Netwerkprotocollen maken het moderne Internet mogelijk, omdat ze computers in staat stellen over netwerken te communiceren zonder dat gebruikers hoeven te zien of te weten welke achtergrondoperaties er plaatsvinden. Enkele specifieke voorbeelden van netwerkprotocollen en hun toepassingen zijn:

  • Post Office Protocol 3 (POP3), de meest recente versie van een standaardprotocol dat wordt gebruikt voor het ontvangen van inkomende e-mails.
  • Simple main transport Protocol, dat wordt gebruikt voor het verzenden en distribueren van uitgaande e-mails.
  • File Transfer Protocol (FTP), dat wordt gebruikt voor het overbrengen van bestanden van de ene machine naar de andere.
  • Telnet, dat een verzameling regels is die wordt gebruikt om een systeem met een ander systeem te verbinden via een remote login. In dit protocol is het systeem dat het verzoek om verbinding verzendt de lokale computer en het systeem dat de verbinding aanvaardt de externe computer.

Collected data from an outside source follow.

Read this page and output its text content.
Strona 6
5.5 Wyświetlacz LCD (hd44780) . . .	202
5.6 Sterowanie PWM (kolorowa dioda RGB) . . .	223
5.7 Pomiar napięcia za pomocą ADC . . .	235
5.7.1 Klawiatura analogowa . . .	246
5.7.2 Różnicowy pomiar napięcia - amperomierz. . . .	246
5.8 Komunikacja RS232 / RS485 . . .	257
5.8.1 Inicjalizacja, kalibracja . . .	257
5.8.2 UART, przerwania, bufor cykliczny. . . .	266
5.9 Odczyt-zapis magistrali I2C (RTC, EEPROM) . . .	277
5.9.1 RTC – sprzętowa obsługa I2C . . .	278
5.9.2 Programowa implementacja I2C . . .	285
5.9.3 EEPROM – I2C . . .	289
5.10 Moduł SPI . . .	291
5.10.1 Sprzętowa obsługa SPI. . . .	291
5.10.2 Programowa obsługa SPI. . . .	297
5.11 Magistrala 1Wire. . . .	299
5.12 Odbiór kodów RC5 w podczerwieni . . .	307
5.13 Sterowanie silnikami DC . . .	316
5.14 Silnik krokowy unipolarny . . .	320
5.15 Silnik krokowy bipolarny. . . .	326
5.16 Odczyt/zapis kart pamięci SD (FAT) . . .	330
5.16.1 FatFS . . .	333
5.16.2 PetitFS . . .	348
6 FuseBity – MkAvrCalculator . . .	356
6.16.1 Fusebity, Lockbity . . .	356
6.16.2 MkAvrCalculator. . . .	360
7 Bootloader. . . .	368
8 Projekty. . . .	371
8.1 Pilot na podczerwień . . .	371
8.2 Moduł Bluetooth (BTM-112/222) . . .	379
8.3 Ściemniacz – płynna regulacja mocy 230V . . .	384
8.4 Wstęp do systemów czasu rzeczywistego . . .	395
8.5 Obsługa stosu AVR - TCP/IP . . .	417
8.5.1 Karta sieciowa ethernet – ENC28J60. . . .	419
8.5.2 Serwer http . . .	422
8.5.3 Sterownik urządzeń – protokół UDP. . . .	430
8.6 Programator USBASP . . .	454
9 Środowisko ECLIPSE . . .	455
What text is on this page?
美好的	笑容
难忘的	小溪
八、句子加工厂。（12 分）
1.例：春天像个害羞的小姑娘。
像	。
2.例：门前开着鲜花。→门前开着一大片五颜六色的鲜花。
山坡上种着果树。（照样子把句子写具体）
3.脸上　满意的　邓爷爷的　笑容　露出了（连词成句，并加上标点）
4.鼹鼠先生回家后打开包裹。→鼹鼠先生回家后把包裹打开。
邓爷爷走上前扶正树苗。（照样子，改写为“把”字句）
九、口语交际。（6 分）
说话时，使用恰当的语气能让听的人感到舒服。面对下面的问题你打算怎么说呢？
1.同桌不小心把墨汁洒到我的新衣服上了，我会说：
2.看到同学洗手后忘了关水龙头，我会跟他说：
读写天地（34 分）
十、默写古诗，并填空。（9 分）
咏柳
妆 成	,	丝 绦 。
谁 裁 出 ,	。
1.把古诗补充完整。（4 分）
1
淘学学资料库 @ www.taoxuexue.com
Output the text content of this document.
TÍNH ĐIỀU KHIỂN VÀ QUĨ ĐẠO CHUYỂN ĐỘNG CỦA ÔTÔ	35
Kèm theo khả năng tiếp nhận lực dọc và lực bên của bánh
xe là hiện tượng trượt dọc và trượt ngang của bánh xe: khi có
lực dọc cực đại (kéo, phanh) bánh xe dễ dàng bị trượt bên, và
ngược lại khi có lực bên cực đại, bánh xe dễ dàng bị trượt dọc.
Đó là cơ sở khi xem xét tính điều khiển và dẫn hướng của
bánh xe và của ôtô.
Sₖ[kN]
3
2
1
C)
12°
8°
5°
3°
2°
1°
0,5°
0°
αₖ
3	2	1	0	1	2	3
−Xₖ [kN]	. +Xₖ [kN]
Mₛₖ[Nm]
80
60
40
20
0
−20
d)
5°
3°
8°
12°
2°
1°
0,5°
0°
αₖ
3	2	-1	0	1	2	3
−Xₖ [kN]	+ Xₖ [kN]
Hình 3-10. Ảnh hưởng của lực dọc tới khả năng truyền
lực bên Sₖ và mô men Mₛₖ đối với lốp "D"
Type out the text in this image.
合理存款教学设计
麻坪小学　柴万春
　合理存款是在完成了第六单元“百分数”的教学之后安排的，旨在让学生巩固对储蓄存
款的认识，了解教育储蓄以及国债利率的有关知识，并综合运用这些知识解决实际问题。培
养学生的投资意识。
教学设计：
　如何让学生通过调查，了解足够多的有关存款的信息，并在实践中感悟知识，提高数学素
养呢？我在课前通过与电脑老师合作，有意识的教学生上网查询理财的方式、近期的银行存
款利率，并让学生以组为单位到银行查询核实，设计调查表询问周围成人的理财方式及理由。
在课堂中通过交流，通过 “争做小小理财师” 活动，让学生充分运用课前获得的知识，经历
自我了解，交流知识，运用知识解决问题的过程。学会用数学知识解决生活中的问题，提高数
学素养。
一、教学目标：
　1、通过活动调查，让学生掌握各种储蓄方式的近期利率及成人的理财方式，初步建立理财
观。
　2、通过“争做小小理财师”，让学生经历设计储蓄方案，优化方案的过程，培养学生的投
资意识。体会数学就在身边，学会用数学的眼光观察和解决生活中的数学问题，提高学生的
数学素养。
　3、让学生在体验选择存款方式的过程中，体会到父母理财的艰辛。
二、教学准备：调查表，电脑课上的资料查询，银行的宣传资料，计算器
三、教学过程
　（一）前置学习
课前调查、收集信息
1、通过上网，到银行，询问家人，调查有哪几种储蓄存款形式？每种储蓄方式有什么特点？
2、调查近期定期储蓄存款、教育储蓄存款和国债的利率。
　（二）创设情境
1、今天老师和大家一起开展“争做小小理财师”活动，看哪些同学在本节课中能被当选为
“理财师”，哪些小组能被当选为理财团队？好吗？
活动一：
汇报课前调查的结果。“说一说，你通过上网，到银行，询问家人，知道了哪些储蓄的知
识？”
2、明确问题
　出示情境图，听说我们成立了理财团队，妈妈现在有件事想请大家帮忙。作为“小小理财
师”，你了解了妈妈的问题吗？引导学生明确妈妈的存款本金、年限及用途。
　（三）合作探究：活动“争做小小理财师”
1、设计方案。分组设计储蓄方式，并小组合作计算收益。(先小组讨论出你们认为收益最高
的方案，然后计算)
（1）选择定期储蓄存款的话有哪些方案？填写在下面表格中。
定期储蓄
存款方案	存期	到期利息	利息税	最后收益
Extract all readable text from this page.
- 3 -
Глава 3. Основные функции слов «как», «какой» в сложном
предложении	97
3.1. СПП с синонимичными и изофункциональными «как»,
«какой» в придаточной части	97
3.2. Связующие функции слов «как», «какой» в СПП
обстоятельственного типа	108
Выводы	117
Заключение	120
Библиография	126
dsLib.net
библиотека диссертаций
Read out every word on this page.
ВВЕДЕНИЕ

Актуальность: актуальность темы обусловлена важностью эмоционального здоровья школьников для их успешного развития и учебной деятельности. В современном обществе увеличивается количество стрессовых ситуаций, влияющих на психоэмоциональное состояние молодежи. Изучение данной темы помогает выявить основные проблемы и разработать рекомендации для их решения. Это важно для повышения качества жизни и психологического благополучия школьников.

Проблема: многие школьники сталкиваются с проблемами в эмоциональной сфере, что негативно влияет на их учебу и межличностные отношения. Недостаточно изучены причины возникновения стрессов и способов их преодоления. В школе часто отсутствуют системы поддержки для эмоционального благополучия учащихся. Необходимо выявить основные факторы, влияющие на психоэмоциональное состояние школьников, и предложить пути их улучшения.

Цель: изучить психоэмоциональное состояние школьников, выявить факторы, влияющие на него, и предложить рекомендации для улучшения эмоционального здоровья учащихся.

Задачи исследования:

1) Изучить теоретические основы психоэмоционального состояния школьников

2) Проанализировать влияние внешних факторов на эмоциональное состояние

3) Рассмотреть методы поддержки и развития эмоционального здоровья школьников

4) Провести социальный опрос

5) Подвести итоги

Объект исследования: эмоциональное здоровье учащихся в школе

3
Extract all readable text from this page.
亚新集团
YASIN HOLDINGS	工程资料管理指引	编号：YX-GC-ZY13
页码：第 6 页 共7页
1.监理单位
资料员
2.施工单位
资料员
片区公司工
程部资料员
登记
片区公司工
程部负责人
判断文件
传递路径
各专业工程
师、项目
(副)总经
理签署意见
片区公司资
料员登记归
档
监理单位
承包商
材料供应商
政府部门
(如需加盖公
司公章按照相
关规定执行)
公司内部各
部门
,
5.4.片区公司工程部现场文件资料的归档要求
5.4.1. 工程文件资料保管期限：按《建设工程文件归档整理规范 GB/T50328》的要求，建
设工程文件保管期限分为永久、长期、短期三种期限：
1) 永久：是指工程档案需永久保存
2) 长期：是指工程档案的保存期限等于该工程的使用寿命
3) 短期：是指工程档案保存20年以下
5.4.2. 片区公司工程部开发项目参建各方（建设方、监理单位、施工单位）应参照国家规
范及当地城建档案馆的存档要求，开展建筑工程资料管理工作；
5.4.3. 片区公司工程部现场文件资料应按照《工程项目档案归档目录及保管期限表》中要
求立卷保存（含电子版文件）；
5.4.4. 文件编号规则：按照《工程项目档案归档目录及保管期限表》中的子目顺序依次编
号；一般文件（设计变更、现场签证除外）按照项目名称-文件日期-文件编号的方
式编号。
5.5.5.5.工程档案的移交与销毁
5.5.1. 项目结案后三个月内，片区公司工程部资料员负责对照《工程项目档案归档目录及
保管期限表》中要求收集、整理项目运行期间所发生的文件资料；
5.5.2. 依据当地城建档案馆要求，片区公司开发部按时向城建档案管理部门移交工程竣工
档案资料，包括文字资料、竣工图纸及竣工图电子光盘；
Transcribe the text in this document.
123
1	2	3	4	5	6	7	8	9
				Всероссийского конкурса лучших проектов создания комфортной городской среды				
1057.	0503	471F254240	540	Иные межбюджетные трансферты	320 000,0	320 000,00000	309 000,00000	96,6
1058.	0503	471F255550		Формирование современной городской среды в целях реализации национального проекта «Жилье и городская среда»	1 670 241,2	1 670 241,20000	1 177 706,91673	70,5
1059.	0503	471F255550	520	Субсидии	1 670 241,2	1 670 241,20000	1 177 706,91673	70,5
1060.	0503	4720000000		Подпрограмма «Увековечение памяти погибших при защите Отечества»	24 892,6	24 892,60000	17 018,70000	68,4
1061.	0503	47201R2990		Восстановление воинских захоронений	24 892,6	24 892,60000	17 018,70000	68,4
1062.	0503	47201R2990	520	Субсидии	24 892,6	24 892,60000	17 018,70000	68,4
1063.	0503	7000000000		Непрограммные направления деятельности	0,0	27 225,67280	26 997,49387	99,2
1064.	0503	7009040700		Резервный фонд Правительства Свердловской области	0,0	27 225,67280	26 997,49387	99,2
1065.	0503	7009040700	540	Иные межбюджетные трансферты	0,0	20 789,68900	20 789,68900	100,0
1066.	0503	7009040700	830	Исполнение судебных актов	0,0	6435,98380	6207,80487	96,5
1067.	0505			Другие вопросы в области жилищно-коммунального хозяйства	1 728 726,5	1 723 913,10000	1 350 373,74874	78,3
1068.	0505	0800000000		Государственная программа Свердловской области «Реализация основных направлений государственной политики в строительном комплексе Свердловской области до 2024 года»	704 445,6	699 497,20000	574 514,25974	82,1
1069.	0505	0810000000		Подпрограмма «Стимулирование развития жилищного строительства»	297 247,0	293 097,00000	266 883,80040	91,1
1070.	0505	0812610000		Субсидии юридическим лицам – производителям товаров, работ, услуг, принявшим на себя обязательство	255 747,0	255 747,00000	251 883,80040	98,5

Enkele andere voorbeelden van netwerkprotocollen zijn:

  • Address Resolution Protocol
  • Blocks Extensible Exchange Protocol
  • Border Gateway Protocol
  • Binary Synchronous Communications
  • Canonical Text Services
  • Domain name system
  • Dynamic Host Configuration Protocol
  • Enhanced Interior Gateway Routing Protocol
  • HTTP over SSL
  • Human interface device
  • Internet Control Message Protocol
  • Internet Message Access Protocol
  • Gopher
  • Media access control
  • Network News Transfer Protocol
  • Open Shortest Path First
  • Post Office Protocol
  • Secure Sockets Layer
  • Simple Mail Transfer Protocol
  • Telnet
  • Terminal Network
  • Thread
  • Transmission Control Protocol
  • Transport Layer Security
  • Universele Beschrijving, Discovery and Integration
  • User Datagram Protocol
  • Voice over IP
  • X10

Geef een antwoord

Het e-mailadres wordt niet gepubliceerd.